A bit of that happened because USSR ended up assuming that USA was more ready with some techs than they thought, and scaled to match (the amount of crazy that was due to essentially misunderstandings was, well, crazy).
If you want a lifting body with a high AOA reentry, maneuverable approach, and runway landing, then the physics probably dictates everyone converging on similar shapes. Also in this group: Buran, Shuttle, and X37.
Buran/shuttle were more than just lifting bodies. They had the large wings necessary for cross-range flight, something more than just landing. This was needed for military single-overflight mission profiles that were never flown.
I've heard from drunk MechEs working at SNC that Dream Chaser is a blatantly soviet design, down to measurements making way more sense in metric than the imperial that they use.
These ships reminds me of the old action-strategy PC game named Battlezone from 1998. It was set in an alternate universe during the Cold War where the US and Soviet Union were secretly engaged in an interplanetary war throughout the entire solar system, but concealed from society under the guise of the "Space Race."
On another note, I've always wondered about the feasibility of putting a large caliber one-time use cannon on a satellite. Like a WWII battleship main gun floating in space for highly precise attacks on remote areas without the fallout of tactical nukes.
"Powerful airship overclockers (weight 52 tons, length 38 meters, wingspan of 16.5 m) was dispersed to six times the speed of sound (6M), then with his “back” at an altitude of 28-30 km was supposed to start a 10-ton manned orbital plane 8 m long and 7.4 m span."
it had huge natural overlap with hypersonic maneuverable reentry vehicle R&D which has been all the rage, at least in the Russian weapon program, in the last couple decades, so a lot of Kliper programs would be highly classified.
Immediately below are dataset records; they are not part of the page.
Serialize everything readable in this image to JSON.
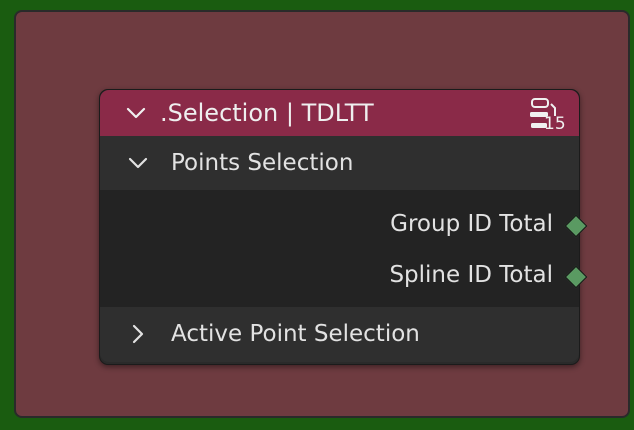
{
  "node": {
    "title": ".Selection | TDLTT",
    "user_count": "15",
    "header_color": "#8a2a48",
    "icons": {
      "collapse": "chevron-down-icon",
      "users": "node-group-users-icon"
    }
  },
  "panels": {
    "points": {
      "label": "Points Selection",
      "expanded": true,
      "outputs": [
        {
          "label": "Group ID Total",
          "socket_color": "#5a9a62"
        },
        {
          "label": "Spline ID Total",
          "socket_color": "#5a9a62"
        }
      ]
    },
    "active": {
      "label": "Active Point Selection",
      "expanded": false
    }
  },
  "colors": {
    "frame": "#6e3b40",
    "background": "#1a5c10"
  }
}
Also, while being no weapons by design, there are several USSR satellites in the parking orbits carrying tens of kg of highly enriched uranium.
In 1993 I saw a complete ground-based anti-satellite laser system in New Mexico that had everything to burn a satellite except for the laser (aka. "optical tracking system") It actually did have a 25W laser that excited a "sodium guide star" in the upper atmosphere that controls a mirror that undoes atmospheric twinkling and is necessary if you want to uplink laser energy with high efficiency.